I had also been corresponding with a Thai lady girl in her early 50s I had met on the Thai Cupid site. Her profile said she lived near the hotel in Ashford. We had progressed to exchanging phone calls for a month. She sounded lovely but of more importance seemed very interested in me. We had arranged to meet for dinner and she asked me to phone her when I arrived at the hotel. On my arrival I dutifully phoned asking exactly where she lived so I could pick her up. Her reply Kingston upon Thames prompted a moment’s silence of disbelief as it was miles away on the other side of London. I quickly countered that her profile said she lived in Ashford and which she confirmed when we spoke on the phone a few times. My Thai lady explained “yes I did live in Ashford but got a new job and moved to Kingston two weeks ago”. Questions like why you didn’t mention it during our phone conversations I knew would be a waste of time.
You can take a girl out of Thailand but you can not take Thailand out of the girl.
All women are strange but Thai women do have a predisposition to hit the self-destruct button. I have often mentioned my Thai lady friend who owns a restaurant in a nearby town. She is in her late thirties and has been married to an English guy (her own age) for a few years. He is not the sharpest knife in the box but he has brought up his wife’s 14-year old Thai daughter and they have both worked hard to develop a thriving business. On a recent trip back to Thailand (eastern Issan) my friend met up with an old Thai boyfriend, shagged him and is now pregnant. This confirmed my view that Thai women never ever consider the consequences of their actions.
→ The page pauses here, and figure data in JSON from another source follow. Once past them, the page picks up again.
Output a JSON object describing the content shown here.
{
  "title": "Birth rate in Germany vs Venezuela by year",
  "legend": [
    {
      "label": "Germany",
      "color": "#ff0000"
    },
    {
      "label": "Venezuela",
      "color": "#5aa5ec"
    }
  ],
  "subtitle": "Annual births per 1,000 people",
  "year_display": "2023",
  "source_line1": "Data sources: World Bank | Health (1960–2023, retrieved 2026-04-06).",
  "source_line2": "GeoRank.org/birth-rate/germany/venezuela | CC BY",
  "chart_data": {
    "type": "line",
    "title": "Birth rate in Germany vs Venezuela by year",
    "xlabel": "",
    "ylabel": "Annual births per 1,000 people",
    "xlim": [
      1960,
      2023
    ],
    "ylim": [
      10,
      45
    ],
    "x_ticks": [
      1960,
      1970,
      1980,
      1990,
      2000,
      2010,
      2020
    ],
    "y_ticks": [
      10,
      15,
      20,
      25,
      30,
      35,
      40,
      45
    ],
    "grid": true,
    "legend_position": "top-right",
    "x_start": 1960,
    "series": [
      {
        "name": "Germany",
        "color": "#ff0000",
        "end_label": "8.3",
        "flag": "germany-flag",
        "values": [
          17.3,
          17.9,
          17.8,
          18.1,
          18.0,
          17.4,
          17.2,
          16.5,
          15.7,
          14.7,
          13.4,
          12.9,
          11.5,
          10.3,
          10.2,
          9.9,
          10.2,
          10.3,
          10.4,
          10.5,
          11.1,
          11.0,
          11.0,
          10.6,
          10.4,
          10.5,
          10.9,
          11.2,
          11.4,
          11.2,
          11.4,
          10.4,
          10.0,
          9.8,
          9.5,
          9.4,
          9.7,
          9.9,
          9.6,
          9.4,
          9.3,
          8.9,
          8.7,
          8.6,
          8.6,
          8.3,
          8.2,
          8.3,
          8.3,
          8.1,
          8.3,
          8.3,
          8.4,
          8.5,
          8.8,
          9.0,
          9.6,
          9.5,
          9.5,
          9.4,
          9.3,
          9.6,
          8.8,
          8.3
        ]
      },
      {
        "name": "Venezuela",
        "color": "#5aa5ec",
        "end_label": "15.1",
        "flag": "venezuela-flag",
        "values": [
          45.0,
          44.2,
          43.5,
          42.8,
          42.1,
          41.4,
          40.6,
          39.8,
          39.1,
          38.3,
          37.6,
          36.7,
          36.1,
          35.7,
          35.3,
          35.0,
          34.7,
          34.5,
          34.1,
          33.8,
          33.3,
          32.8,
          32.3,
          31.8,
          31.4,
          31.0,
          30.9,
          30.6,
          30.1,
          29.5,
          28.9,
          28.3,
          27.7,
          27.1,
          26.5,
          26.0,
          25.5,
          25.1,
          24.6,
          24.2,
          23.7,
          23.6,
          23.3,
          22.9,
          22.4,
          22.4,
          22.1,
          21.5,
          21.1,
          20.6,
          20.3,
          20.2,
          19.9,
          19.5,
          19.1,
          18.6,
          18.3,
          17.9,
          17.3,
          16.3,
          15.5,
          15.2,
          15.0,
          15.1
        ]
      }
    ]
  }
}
And they say it is men who think with their knobs instead of their brains.
I am still singing karaoke around several pubs and becoming a minor celebrity. At weekends one pal Mac travels around the area on buses until he sees my car on a car park as he knows there will something going on in that pub. He is quite a boring fellow and we have the same conversation every week. He informs us he has just been to Walsall and there is loads of fanny everywhere. My habitual reply is “the trouble is women have it all”. To compound the pointlessness of this routine most of the women he refers to actually look like Olive from “On The Buses”.
I have had a busy couple of weeks with my brother’s wedding last Saturday. The day went great and I made an entertaining speech as the metaphorical father of the groom. My brother is 55. It is his first marriage and after 20 years of prevarication he finally made an honest woman of his long suffering girlfriend.
It is with sadness I report my mother passed away last Sunday morning. In my last submission I reported that she had suffered a stroke back in February. I had been caring for her for some years and although her Alzheimer’s had accelerated she was coping well until the stroke which completely took all her faculties. She could not communicate and no longer recognised anyone. She spent her last weeks in a nursing home and passed peacefully in her sleep.
I had mentioned the NHS had instructed we put her in a specialised care home which was going to cost all her savings. However in the end she had deteriorated so quickly this was not necessary. I now have the unenviable task of arranging the funeral and sorting her effects.
I was very surprised at the amount of money my parents had saved in their lifetime. They were ordinary working class folk but had accrued a substantial figure. There is also their house which is a 3 bed semi detached with no mortgage on a very pleasant housing estate nearby. I share this inheritance with my brother. I still have some historical debts such as credit card liabilities from my first marriage, the times I was out of work and my failed experiment with bringing a Thai bride to the UK. I have worked hard to reduce this in the past few years but my share will completely clear them.
By the year end I may end up with the equivalent of a year’s salary in my bank account which will be a welcome buffer for when the hard times return. I may even move into my mother’s house and pay a rent to my brother.
I think life is about to change for me and it is quite scary.